In the feature selection for models 1 and 3 of our study, shape features were constantly selected as the top relevant features. This result is in line with previous results that reported the association between tumor shape and prognosis [28,29,30]; one study [30] reported that tumor surface irregularity measuring how much the tumor surface deviates from a sphere of the sample volume, was a powerful predictor of survival outcome in glioblastoma patients. Another study [28] identified 18 radiomic features that predicted OS of glioblastoma patients, and 7 out of 18 features were shape features. Aside from shape features, it is also noteworthy that all the texture and first-order features that were retained in model 3 were from either T1C or T2, except one feature from FLAIR. This implies that FLAIR sequence may not be mandatory to achieve compatible performance from the combination of radiomic features and non-imaging factors. In addition, given that 19 out of 71 radiomic features from model 1 were retained in model 3, our results imply that a subset of features from radiomic phenotyping might be independent from the non-imaging prognostic information, thus providing an added value for survival prediction. However, although better than random prediction, the performance of survival prediction by radiomic features alone (model 1) was not optimal probably owing to differences in MRI protocols and the clinical composition of the patient populations, including the different incidences of IDH mutation. In future investigations aimed at enhancing generalizability, the radiomic feature–based model should be trained on a more heterogeneous cohort that includes external cohort samples, or a prospective study can be conducted where protocols are specified, thereby mitigating potential differences in imaging protocols among institutions. As seen in the model with radiomic features, the model with non-imaging prognostic factors also showed suboptimal performance for OS prediction. These results suggest that compromised model performance from limited generalizability in different cohorts is a general issue across various non-imaging prognostic factors, as well as in radiomics. Nonetheless, our results indicate that the added prognostic value of radiomic features over non-imaging prognostic factors can be retained in an external cohort, despite the limited performance of individual models.

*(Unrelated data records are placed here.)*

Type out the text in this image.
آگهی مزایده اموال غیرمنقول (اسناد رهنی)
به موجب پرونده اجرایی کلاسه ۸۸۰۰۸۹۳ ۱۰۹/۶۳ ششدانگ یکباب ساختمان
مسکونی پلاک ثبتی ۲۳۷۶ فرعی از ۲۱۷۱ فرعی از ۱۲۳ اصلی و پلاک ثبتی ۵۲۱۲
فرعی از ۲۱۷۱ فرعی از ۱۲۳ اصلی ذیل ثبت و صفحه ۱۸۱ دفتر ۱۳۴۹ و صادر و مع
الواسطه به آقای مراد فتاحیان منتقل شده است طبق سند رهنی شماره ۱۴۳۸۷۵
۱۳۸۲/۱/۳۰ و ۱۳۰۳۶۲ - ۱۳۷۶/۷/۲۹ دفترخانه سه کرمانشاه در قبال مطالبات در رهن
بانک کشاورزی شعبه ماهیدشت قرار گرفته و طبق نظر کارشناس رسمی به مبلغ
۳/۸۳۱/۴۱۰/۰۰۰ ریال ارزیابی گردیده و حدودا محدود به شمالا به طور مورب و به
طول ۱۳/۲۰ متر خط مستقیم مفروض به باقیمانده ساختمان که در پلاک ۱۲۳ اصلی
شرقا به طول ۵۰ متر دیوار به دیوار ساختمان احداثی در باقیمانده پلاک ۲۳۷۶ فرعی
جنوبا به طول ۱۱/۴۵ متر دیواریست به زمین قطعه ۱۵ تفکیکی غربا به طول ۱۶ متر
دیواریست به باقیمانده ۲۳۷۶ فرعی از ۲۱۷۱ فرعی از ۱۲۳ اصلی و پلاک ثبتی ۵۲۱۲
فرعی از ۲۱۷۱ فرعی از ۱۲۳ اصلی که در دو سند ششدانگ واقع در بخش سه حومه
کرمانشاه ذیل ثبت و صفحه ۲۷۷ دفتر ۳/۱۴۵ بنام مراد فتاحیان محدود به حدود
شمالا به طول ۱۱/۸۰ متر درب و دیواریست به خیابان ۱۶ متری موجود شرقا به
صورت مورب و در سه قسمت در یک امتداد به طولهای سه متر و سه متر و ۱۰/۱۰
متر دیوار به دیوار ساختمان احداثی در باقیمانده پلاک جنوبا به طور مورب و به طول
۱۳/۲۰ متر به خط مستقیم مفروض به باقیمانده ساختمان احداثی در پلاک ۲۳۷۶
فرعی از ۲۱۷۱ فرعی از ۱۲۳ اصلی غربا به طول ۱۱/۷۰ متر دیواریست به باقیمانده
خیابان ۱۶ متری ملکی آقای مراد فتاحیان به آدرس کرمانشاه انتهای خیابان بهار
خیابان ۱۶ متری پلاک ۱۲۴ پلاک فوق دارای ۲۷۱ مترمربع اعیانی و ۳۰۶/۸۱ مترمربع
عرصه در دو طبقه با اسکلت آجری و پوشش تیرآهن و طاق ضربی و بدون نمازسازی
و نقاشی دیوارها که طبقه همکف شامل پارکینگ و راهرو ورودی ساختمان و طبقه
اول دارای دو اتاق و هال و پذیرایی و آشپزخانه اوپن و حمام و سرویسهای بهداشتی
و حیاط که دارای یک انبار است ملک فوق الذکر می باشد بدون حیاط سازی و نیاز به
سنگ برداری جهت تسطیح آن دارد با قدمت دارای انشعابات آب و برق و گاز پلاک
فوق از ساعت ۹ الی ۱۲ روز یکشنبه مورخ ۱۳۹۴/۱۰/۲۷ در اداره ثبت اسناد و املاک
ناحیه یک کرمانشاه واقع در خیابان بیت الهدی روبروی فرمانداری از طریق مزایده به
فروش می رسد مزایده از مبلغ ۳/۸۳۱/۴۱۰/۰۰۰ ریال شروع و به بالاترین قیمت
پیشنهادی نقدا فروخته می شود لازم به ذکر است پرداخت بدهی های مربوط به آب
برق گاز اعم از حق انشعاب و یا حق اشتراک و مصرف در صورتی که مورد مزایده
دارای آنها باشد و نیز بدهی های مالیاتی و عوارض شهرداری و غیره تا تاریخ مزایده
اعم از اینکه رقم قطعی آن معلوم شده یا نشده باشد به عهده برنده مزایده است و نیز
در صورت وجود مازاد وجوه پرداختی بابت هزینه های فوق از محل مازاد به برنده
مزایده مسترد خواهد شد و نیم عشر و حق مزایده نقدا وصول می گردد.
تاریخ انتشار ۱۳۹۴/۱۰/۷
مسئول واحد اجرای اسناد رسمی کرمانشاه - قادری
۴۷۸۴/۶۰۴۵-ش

Our study has several limitations. First, the number of clinical prognostic factors was limited in the TCGA dataset, so that other important clinical factors such as Karnofsky performance status and postoperative treatment were not considered in the clinical RSF model; therefore, this clinical RSF model might not thoroughly reflect the performance of more comprehensive clinical factors in real-world clinical settings. Future investigations are necessary to confirm the added prognostic value of radiomic features when more comprehensive clinical prognostic information with uncompensated prognostic values are provided within a large and homogeneous cohort. Second, due to the heterogeneity of MRI protocols, 2-D spatial resolution (i.e., 1 × 1 × 5 mm) was used for image resampling, which is below the resolution of 3-D isotropic T1C from current consensus recommendations [31]. This is because a considerable number of samples from TCGA data had 2-D T1C images, and we thought that resampling TCGA set images to a higher resolution than the original resolution may synthesize non-informative pixels, which may negatively affect the model performance from external validation on the TCGA set. The performance of the radiomics model may vary depending on MRI protocol, especially spatial resolution of the original images, which may limit the reproducibility of model performance. However, in our opinion, the strength of our study lies in that the potential of radiomic phenotyping for improving survival prediction was demonstrated by resolving this heterogeneity of original images with postprocessing techniques.

Conclusions

We have shown that radiomic phenotyping using machine learning tools improves survival prediction in LGGs over clinical profile and IDH status. Our validation on a multi-institute TCGA cohort suggests that analytic tools developed using machine learning and radiomics analysis could be employed across different scanners and institutes.